Aux
yeux de quantité de gens, le destin est une suite d'événements, de
phénomènes, heureux ou malheureux, tracés à l'avance sur le grand
livre de la vie, par une puissance obscure, et contre lesquels il est
inutile de lutter, ou d'opposer la moindre résistance, ceux-ci
devant se manifester et se produire en vertu d'une fatalité
inéluctable.
Ce
qu'il y a de plus curieux, c'est que des êtres qui s'imaginent être
libérés dé toute croyance religieuse, de tous préjugés, se
refusent à admettre que le destin n'est que l'enchaînement des
effets et des causes, et si pour eux l’idée du destin ne
personnifie pas la providence, ils n'en sont pas moins convaincus que
tout dans l'existence est réglé, et que les arrêts du destin sont
invariables, irrévocables. « Il faut se soumettre à son destin ».
« La plainte ni la peur ne changent le destin » (La Fontaine). Tel
est l'esprit qui a dominé le monde pendant des siècles et qui
exerce encore une influence considérable. Pour nous, une telle
conception du destin est rétrograde et celui qui la partage, ne peut
être qu'imprégné, à son insu, des vieilles idées religieuses.
D'autre part, cette croyance aveugle en son destin, ou en la destinée
des êtres et des choses, est un facteur, de faiblesse, de lâcheté
et d'asservissement. Que de fois n'avons-nous pas entendu, et plus
particulièrement lorsque l'on s'adresse au travailleur pour lui
faire entrevoir sa condition inférieure et misérable, que le destin
le voulait ainsi, et que, quoi qu'on dise ou quoi qu'on fasse, cela
ne changera jamais? C'est cette idée, imprimée dans le cerveau des
opprimés par des siècles et des siècles d'esclavage, qu'il faut
énergiquement combattre. Il faut lutter contre cette ignorance, qui
arrête toute velléité de révolte chez le travailleur et lui fait
accepter son sort avec passivité. Aucune force occulte ne nous
dirige, aucune puissance extérieure ne nous guide. Tout est
déterminé dans la vie, et le bonheur des hommes, ne peut être,
n'est et ne sera que le produit, le fruit, de leur travail. Si les
serfs du moyen âge, si nos aînés du XVIIIème siècle s'étaient
endormis dans leur souffrance, s'ils avaient attendu les « arrêts
du destin », nous n'en serions pas aujourd'hui à bénéficier des
quelques bienfaits dus à leurs révoltes, et au progrès de la
science et de la civilisation. « Ce sont les hommes eux-mêmes qui
s'attirent leurs maux », ce sont eux aussi qui forgent leur bonheur.

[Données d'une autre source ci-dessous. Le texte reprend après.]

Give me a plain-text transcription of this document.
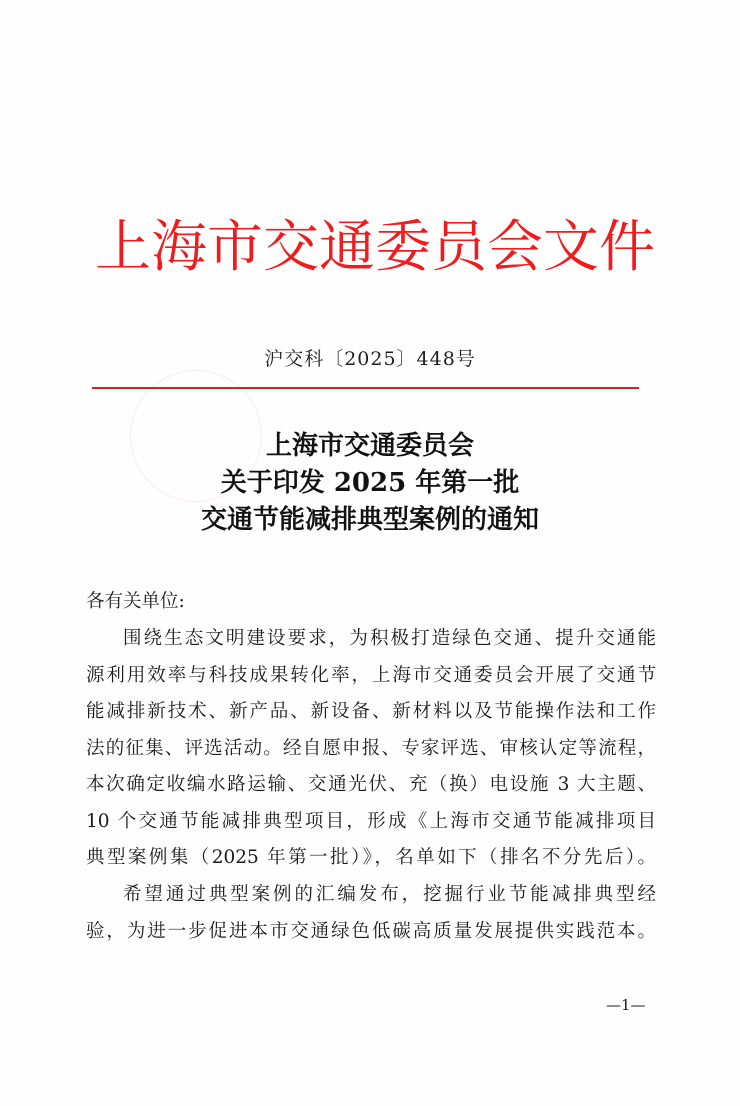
上 海 市 交 通 委 员 会 文 件
沪交科〔2025〕448号
上海市交通委员会
关于印发 2025 年第一批
交通节能减排典型案例的通知
各有关单位:
围绕生态文明建设要求，为积极打造绿色交通、提升交通能
源利用效率与科技成果转化率，上海市交通委员会开展了交通节
能减排新技术、新产品、新设备、新材料以及节能操作法和工作
法的征集、评选活动。经自愿申报、专家评选、审核认定等流程，
本次确定收编水路运输、交通光伏、充（换）电设施 3 大主题、
10 个交通节能减排典型项目，形成《上海市交通节能减排项目
典型案例集（2025 年第一批）》，名单如下（排名不分先后）。
希望通过典型案例的汇编发布，挖掘行业节能减排典型经
验，为进一步促进本市交通绿色低碳高质量发展提供实践范本。
—1—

« Nulle main ne nous dirige, nul oeil ne voit pour nous ». Sachons
nous
diriger,
et sachons écarter le voile qui fut placé devant nos yeux pour nous
cacher la vérité. La force du destin est une croyance indigne d'un
siècle de science et de philosophie, c'est un vestige du temps
passé, qui fut utilisé pour maintenir les esclaves sous le joug de
leurs maîtres, pour dominer les parias, et pour refréner leurs
légitimes élans de révolte ; mais aujourd'hui, les opprimés
doivent étancher leur soif de libération ; ils doivent savoir et,
s'ils ne savent pas, apprendre que la vie est une suite de phénomènes
déterminés, qui s'enchaînent les uns aux autres et que l'homme
possède en lui la force et la puissance de déterminer certains de
ces phénomènes. « L'homme a besoin de se sentir grand, d'avoir,
par instant, conscience de sa sublimité et de sa volonté. Cette
conscience, il l'acquiert dans la lutte : lutte contre soi et contre
ses passions, ou contre des obstacles matériels et intellectuels.
Or, cette lutte, pour satisfaire la raison, doit avoir un but.

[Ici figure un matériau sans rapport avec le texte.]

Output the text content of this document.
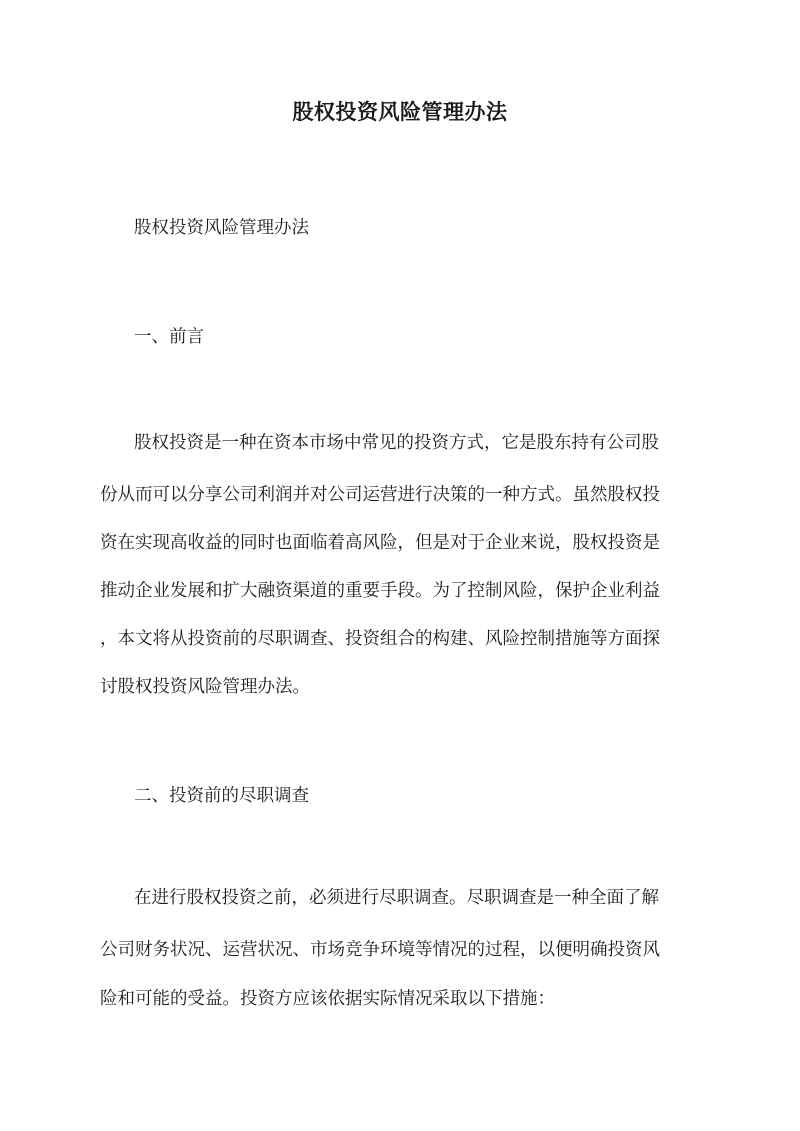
股权投资风险管理办法

股权投资风险管理办法

一、前言

股权投资是一种在资本市场中常见的投资方式，它是股东持有公司股

份从而可以分享公司利润并对公司运营进行决策的一种方式。虽然股权投

资在实现高收益的同时也面临着高风险，但是对于企业来说，股权投资是

推动企业发展和扩大融资渠道的重要手段。为了控制风险，保护企业利益

，本文将从投资前的尽职调查、投资组合的构建、风险控制措施等方面探

讨股权投资风险管理办法。

二、投资前的尽职调查

在进行股权投资之前，必须进行尽职调查。尽职调查是一种全面了解

公司财务状况、运营状况、市场竞争环境等情况的过程，以便明确投资风

险和可能的受益。投资方应该依据实际情况采取以下措施：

L'homme est un être trop rationnel pour approuver pleinement les
singes du Cambodge jouant par plaisir avec la gueule des crocodiles »
(J.-M. Guyau). Et Guyau a raison, la conscience ne s'acquiert que
dans la lutte, et la lutte doit avoir un but. Ce but pour nous, c'est
la libération totale du genre humain, et il n'est pas possible que
nous ne l'atteignions pas. L'homme a lutté contre des forces
naturelles ; il a triomphé et est arrivé à les asservir. Ayant
triomphé de forces, de causes et d'effets indépendants de sa
volonté, il arrivera à vaincre les effets et les causes qu'il
engendre lui-même et dont il est la victime. Il porte son destin
avec lui et, selon son vouloir sa volonté, son pouvoir grandira, il
arrivera à se libérer de toutes les contraintes exercées sur lui
par ses semblables, et sa destinée lui apparaîtra douce et
harmonieuse.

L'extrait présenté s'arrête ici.